Vintage Campers: Restore an old camper!
vintage camper pictures


----------



## artmart

There are different schools of thought for each option. They suit different needs.

The teardrops are light but in many states you are limited in how fast you drive for safety and because if you go too fast, you'll probably burn out the bearings on those little guys. Another advantage is the ability to disconnect and still be able to drive around. Most times no matter how light a trailer creates more drag and might impact the fuel economy than not have a trailer to tow.

The truck tents you linked are for those who want to go off the beaten path (it's difficult to take your trailer off road) and don't want the extra size and weight of a towable. It's for more basic, natural functions with all the expensive maintenance of a towable. This version also does not take up an cargo space (but will add only a few pounds of cargo), therefore weight compliance is probably easier. Fuel economy might be just a little better because of the weight too, even though the drag on top of the roof might impact this a little.
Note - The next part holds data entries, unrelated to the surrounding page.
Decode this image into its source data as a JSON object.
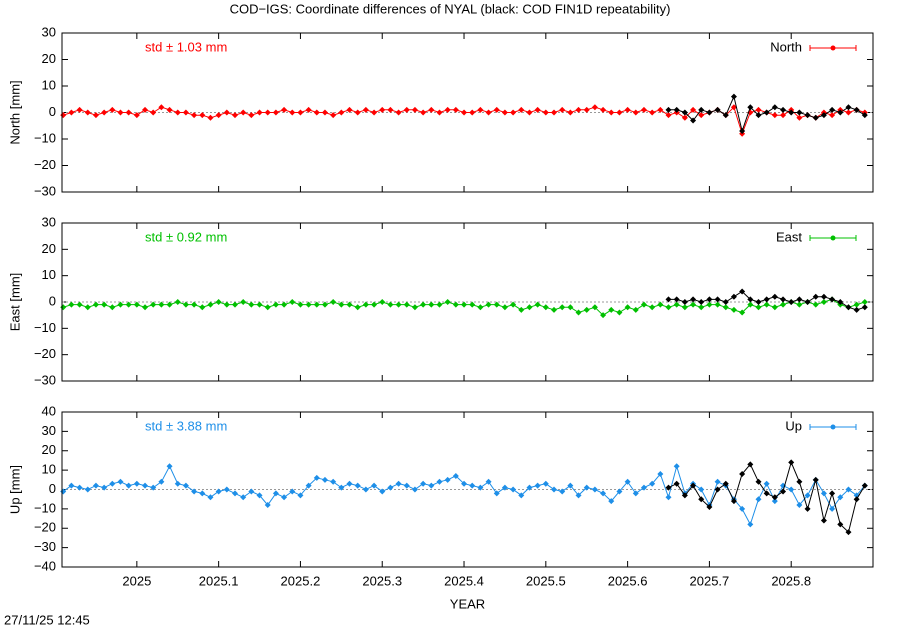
{
  "chart_data": [
    {
      "type": "line",
      "title": "COD−IGS: Coordinate differences of NYAL (black: COD FIN1D repeatability)",
      "ylabel": "North [mm]",
      "annotation": "std ± 1.03 mm",
      "zero_line": true,
      "xlim": [
        2024.9085,
        2025.9
      ],
      "ylim": [
        -30,
        30
      ],
      "yticks": [
        {
          "value": -30,
          "label": "−30"
        },
        {
          "value": -20,
          "label": "−20"
        },
        {
          "value": -10,
          "label": "−10"
        },
        0,
        10,
        20,
        30
      ],
      "x": [
        2024.91,
        2024.92,
        2024.93,
        2024.94,
        2024.95,
        2024.96,
        2024.97,
        2024.98,
        2024.99,
        2025,
        2025.01,
        2025.02,
        2025.03,
        2025.04,
        2025.05,
        2025.06,
        2025.07,
        2025.08,
        2025.09,
        2025.1,
        2025.11,
        2025.12,
        2025.13,
        2025.14,
        2025.15,
        2025.16,
        2025.17,
        2025.18,
        2025.19,
        2025.2,
        2025.21,
        2025.22,
        2025.23,
        2025.24,
        2025.25,
        2025.26,
        2025.27,
        2025.28,
        2025.29,
        2025.3,
        2025.31,
        2025.32,
        2025.33,
        2025.34,
        2025.35,
        2025.36,
        2025.37,
        2025.38,
        2025.39,
        2025.4,
        2025.41,
        2025.42,
        2025.43,
        2025.44,
        2025.45,
        2025.46,
        2025.47,
        2025.48,
        2025.49,
        2025.5,
        2025.51,
        2025.52,
        2025.53,
        2025.54,
        2025.55,
        2025.56,
        2025.57,
        2025.58,
        2025.59,
        2025.6,
        2025.61,
        2025.62,
        2025.63,
        2025.64,
        2025.65,
        2025.66,
        2025.67,
        2025.68,
        2025.69,
        2025.7,
        2025.71,
        2025.72,
        2025.73,
        2025.74,
        2025.75,
        2025.76,
        2025.77,
        2025.78,
        2025.79,
        2025.8,
        2025.81,
        2025.82,
        2025.83,
        2025.84,
        2025.85,
        2025.86,
        2025.87,
        2025.88,
        2025.89
      ],
      "series": [
        {
          "name": "North",
          "color": "#ff0000",
          "values": [
            -1,
            0,
            1,
            0,
            -1,
            0,
            1,
            0,
            0,
            -1,
            1,
            0,
            2,
            1,
            0,
            0,
            -1,
            -1,
            -2,
            -1,
            0,
            -1,
            0,
            -1,
            0,
            0,
            0,
            1,
            0,
            0,
            1,
            0,
            0,
            -1,
            0,
            1,
            0,
            1,
            0,
            1,
            1,
            0,
            1,
            1,
            0,
            1,
            0,
            1,
            1,
            0,
            0,
            1,
            0,
            1,
            0,
            0,
            1,
            0,
            1,
            0,
            0,
            1,
            0,
            1,
            1,
            2,
            1,
            0,
            0,
            1,
            0,
            1,
            0,
            1,
            -1,
            0,
            -2,
            1,
            -1,
            0,
            1,
            -1,
            2,
            -8,
            0,
            1,
            0,
            -1,
            -1,
            1,
            -2,
            -1,
            -2,
            0,
            -1,
            1,
            0,
            1,
            0
          ]
        },
        {
          "color": "#000000",
          "values": [
            null,
            null,
            null,
            null,
            null,
            null,
            null,
            null,
            null,
            null,
            null,
            null,
            null,
            null,
            null,
            null,
            null,
            null,
            null,
            null,
            null,
            null,
            null,
            null,
            null,
            null,
            null,
            null,
            null,
            null,
            null,
            null,
            null,
            null,
            null,
            null,
            null,
            null,
            null,
            null,
            null,
            null,
            null,
            null,
            null,
            null,
            null,
            null,
            null,
            null,
            null,
            null,
            null,
            null,
            null,
            null,
            null,
            null,
            null,
            null,
            null,
            null,
            null,
            null,
            null,
            null,
            null,
            null,
            null,
            null,
            null,
            null,
            null,
            null,
            1,
            1,
            0,
            -3,
            1,
            0,
            1,
            -1,
            6,
            -7,
            2,
            -1,
            0,
            2,
            1,
            0,
            0,
            -1,
            -2,
            -1,
            1,
            0,
            2,
            1,
            -1
          ]
        }
      ]
    },
    {
      "type": "line",
      "ylabel": "East [mm]",
      "annotation": "std ± 0.92 mm",
      "zero_line": true,
      "xlim": [
        2024.9085,
        2025.9
      ],
      "ylim": [
        -30,
        30
      ],
      "yticks": [
        {
          "value": -30,
          "label": "−30"
        },
        {
          "value": -20,
          "label": "−20"
        },
        {
          "value": -10,
          "label": "−10"
        },
        0,
        10,
        20,
        30
      ],
      "x": [
        2024.91,
        2024.92,
        2024.93,
        2024.94,
        2024.95,
        2024.96,
        2024.97,
        2024.98,
        2024.99,
        2025,
        2025.01,
        2025.02,
        2025.03,
        2025.04,
        2025.05,
        2025.06,
        2025.07,
        2025.08,
        2025.09,
        2025.1,
        2025.11,
        2025.12,
        2025.13,
        2025.14,
        2025.15,
        2025.16,
        2025.17,
        2025.18,
        2025.19,
        2025.2,
        2025.21,
        2025.22,
        2025.23,
        2025.24,
        2025.25,
        2025.26,
        2025.27,
        2025.28,
        2025.29,
        2025.3,
        2025.31,
        2025.32,
        2025.33,
        2025.34,
        2025.35,
        2025.36,
        2025.37,
        2025.38,
        2025.39,
        2025.4,
        2025.41,
        2025.42,
        2025.43,
        2025.44,
        2025.45,
        2025.46,
        2025.47,
        2025.48,
        2025.49,
        2025.5,
        2025.51,
        2025.52,
        2025.53,
        2025.54,
        2025.55,
        2025.56,
        2025.57,
        2025.58,
        2025.59,
        2025.6,
        2025.61,
        2025.62,
        2025.63,
        2025.64,
        2025.65,
        2025.66,
        2025.67,
        2025.68,
        2025.69,
        2025.7,
        2025.71,
        2025.72,
        2025.73,
        2025.74,
        2025.75,
        2025.76,
        2025.77,
        2025.78,
        2025.79,
        2025.8,
        2025.81,
        2025.82,
        2025.83,
        2025.84,
        2025.85,
        2025.86,
        2025.87,
        2025.88,
        2025.89
      ],
      "series": [
        {
          "name": "East",
          "color": "#00c000",
          "values": [
            -2,
            -1,
            -1,
            -2,
            -1,
            -1,
            -2,
            -1,
            -1,
            -1,
            -2,
            -1,
            -1,
            -1,
            0,
            -1,
            -1,
            -2,
            -1,
            0,
            -1,
            -1,
            0,
            -1,
            -1,
            -2,
            -1,
            -1,
            0,
            -1,
            -1,
            -1,
            -1,
            0,
            -1,
            -1,
            -2,
            -1,
            -1,
            0,
            -1,
            -1,
            -1,
            -2,
            -1,
            -1,
            -1,
            0,
            -1,
            -1,
            -1,
            -2,
            -1,
            -1,
            -2,
            -1,
            -3,
            -2,
            -1,
            -2,
            -3,
            -2,
            -2,
            -4,
            -3,
            -2,
            -5,
            -3,
            -4,
            -2,
            -3,
            -1,
            -2,
            -1,
            -2,
            -1,
            -2,
            -1,
            -2,
            -1,
            -1,
            -2,
            -3,
            -4,
            -1,
            -2,
            -1,
            -2,
            -1,
            0,
            -1,
            0,
            -1,
            0,
            1,
            -1,
            -2,
            -1,
            0
          ]
        },
        {
          "color": "#000000",
          "values": [
            null,
            null,
            null,
            null,
            null,
            null,
            null,
            null,
            null,
            null,
            null,
            null,
            null,
            null,
            null,
            null,
            null,
            null,
            null,
            null,
            null,
            null,
            null,
            null,
            null,
            null,
            null,
            null,
            null,
            null,
            null,
            null,
            null,
            null,
            null,
            null,
            null,
            null,
            null,
            null,
            null,
            null,
            null,
            null,
            null,
            null,
            null,
            null,
            null,
            null,
            null,
            null,
            null,
            null,
            null,
            null,
            null,
            null,
            null,
            null,
            null,
            null,
            null,
            null,
            null,
            null,
            null,
            null,
            null,
            null,
            null,
            null,
            null,
            null,
            1,
            1,
            0,
            1,
            0,
            1,
            1,
            0,
            2,
            4,
            1,
            0,
            1,
            2,
            1,
            0,
            1,
            0,
            2,
            2,
            1,
            0,
            -2,
            -3,
            -2
          ]
        }
      ]
    },
    {
      "type": "line",
      "ylabel": "Up [mm]",
      "annotation": "std ± 3.88 mm",
      "zero_line": true,
      "xlabel": "YEAR",
      "xlim": [
        2024.9085,
        2025.9
      ],
      "ylim": [
        -40,
        40
      ],
      "xticks": [
        2025,
        2025.1,
        2025.2,
        2025.3,
        2025.4,
        2025.5,
        2025.6,
        2025.7,
        2025.8
      ],
      "yticks": [
        {
          "value": -40,
          "label": "−40"
        },
        {
          "value": -30,
          "label": "−30"
        },
        {
          "value": -20,
          "label": "−20"
        },
        {
          "value": -10,
          "label": "−10"
        },
        0,
        10,
        20,
        30,
        40
      ],
      "x": [
        2024.91,
        2024.92,
        2024.93,
        2024.94,
        2024.95,
        2024.96,
        2024.97,
        2024.98,
        2024.99,
        2025,
        2025.01,
        2025.02,
        2025.03,
        2025.04,
        2025.05,
        2025.06,
        2025.07,
        2025.08,
        2025.09,
        2025.1,
        2025.11,
        2025.12,
        2025.13,
        2025.14,
        2025.15,
        2025.16,
        2025.17,
        2025.18,
        2025.19,
        2025.2,
        2025.21,
        2025.22,
        2025.23,
        2025.24,
        2025.25,
        2025.26,
        2025.27,
        2025.28,
        2025.29,
        2025.3,
        2025.31,
        2025.32,
        2025.33,
        2025.34,
        2025.35,
        2025.36,
        2025.37,
        2025.38,
        2025.39,
        2025.4,
        2025.41,
        2025.42,
        2025.43,
        2025.44,
        2025.45,
        2025.46,
        2025.47,
        2025.48,
        2025.49,
        2025.5,
        2025.51,
        2025.52,
        2025.53,
        2025.54,
        2025.55,
        2025.56,
        2025.57,
        2025.58,
        2025.59,
        2025.6,
        2025.61,
        2025.62,
        2025.63,
        2025.64,
        2025.65,
        2025.66,
        2025.67,
        2025.68,
        2025.69,
        2025.7,
        2025.71,
        2025.72,
        2025.73,
        2025.74,
        2025.75,
        2025.76,
        2025.77,
        2025.78,
        2025.79,
        2025.8,
        2025.81,
        2025.82,
        2025.83,
        2025.84,
        2025.85,
        2025.86,
        2025.87,
        2025.88,
        2025.89
      ],
      "series": [
        {
          "name": "Up",
          "color": "#1e8fe8",
          "values": [
            -1,
            2,
            1,
            0,
            2,
            1,
            3,
            4,
            2,
            3,
            2,
            1,
            4,
            12,
            3,
            2,
            -1,
            -2,
            -4,
            -1,
            0,
            -2,
            -4,
            -1,
            -3,
            -8,
            -2,
            -4,
            -1,
            -3,
            2,
            6,
            5,
            4,
            1,
            3,
            2,
            0,
            2,
            -1,
            1,
            3,
            2,
            0,
            3,
            2,
            4,
            5,
            7,
            3,
            2,
            1,
            4,
            -2,
            1,
            0,
            -3,
            1,
            2,
            3,
            0,
            -1,
            2,
            -3,
            1,
            0,
            -2,
            -6,
            -1,
            4,
            -2,
            1,
            3,
            8,
            -4,
            12,
            -2,
            3,
            0,
            -8,
            4,
            2,
            -5,
            -10,
            -18,
            -5,
            3,
            -6,
            2,
            0,
            -8,
            -3,
            5,
            -2,
            -10,
            -4,
            0,
            -3,
            2
          ]
        },
        {
          "color": "#000000",
          "values": [
            null,
            null,
            null,
            null,
            null,
            null,
            null,
            null,
            null,
            null,
            null,
            null,
            null,
            null,
            null,
            null,
            null,
            null,
            null,
            null,
            null,
            null,
            null,
            null,
            null,
            null,
            null,
            null,
            null,
            null,
            null,
            null,
            null,
            null,
            null,
            null,
            null,
            null,
            null,
            null,
            null,
            null,
            null,
            null,
            null,
            null,
            null,
            null,
            null,
            null,
            null,
            null,
            null,
            null,
            null,
            null,
            null,
            null,
            null,
            null,
            null,
            null,
            null,
            null,
            null,
            null,
            null,
            null,
            null,
            null,
            null,
            null,
            null,
            null,
            1,
            3,
            -3,
            2,
            -5,
            -9,
            0,
            3,
            -6,
            8,
            13,
            4,
            -2,
            -4,
            -1,
            14,
            4,
            -10,
            5,
            -16,
            -2,
            -18,
            -22,
            -5,
            2
          ]
        }
      ]
    }
  ],
  "timestamp": "27/11/25 12:45"
}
There are so many options because the needs may vary from person to person. In my case, I don't stick to just one method. I have a large RV, large tent for campsites, a truck bed tent so my wife doesn't have to sleep on the ground and backpacking gear for really roughing it. It's nice to have options.


----------



## woodster

The quality of bearings, wheels, and maybe other suspension parts is dependent upon the manufacturer. This particular teardrop appears to have 14" wheels which is more than adequate. You would have a fair amount of weight distribution when you consider the kitchen components or accessories which you could include. And I'll bet this particular teardrop is most likely heavier than it appears in the picture. I'd like to take a closer look at it to see if the body sections were a heavy gauge aluminum or a clad (wrapped aluminum over wood) to produce the sectional panels. Aluminum is now expensive and especially the used or surplus aircraft aluminum.


----------



## artmart

You can weigh these at a scale too. Scales are not only intended for behemoths and semi trailer trucks. The purpose of scales is to know and validate your weights (even per each tire) for safety and compliance reasons. Truckers also need to know this so they know how much to charge for carrying cargo.


----------



## woodster

artmart said:


> You can weigh these at a scale too. Scales are not only intended for behemoths and semi trailer trucks. The purpose of scales is to know and validate your weights (even per each tire) for safety and compliance reasons. Truckers also need to know this so they know how much to charge for carrying cargo.


 
Thats an excellent tip artmart, thanks for the response.


----------



## Shadow

I would go for neither. A regular tent is easier to transport and store than either option, and costs a fraction of either. You can buy a bit three room cabin tend for less than $200 at academy. Even at REI a top of the line tent is only 3-400.


----------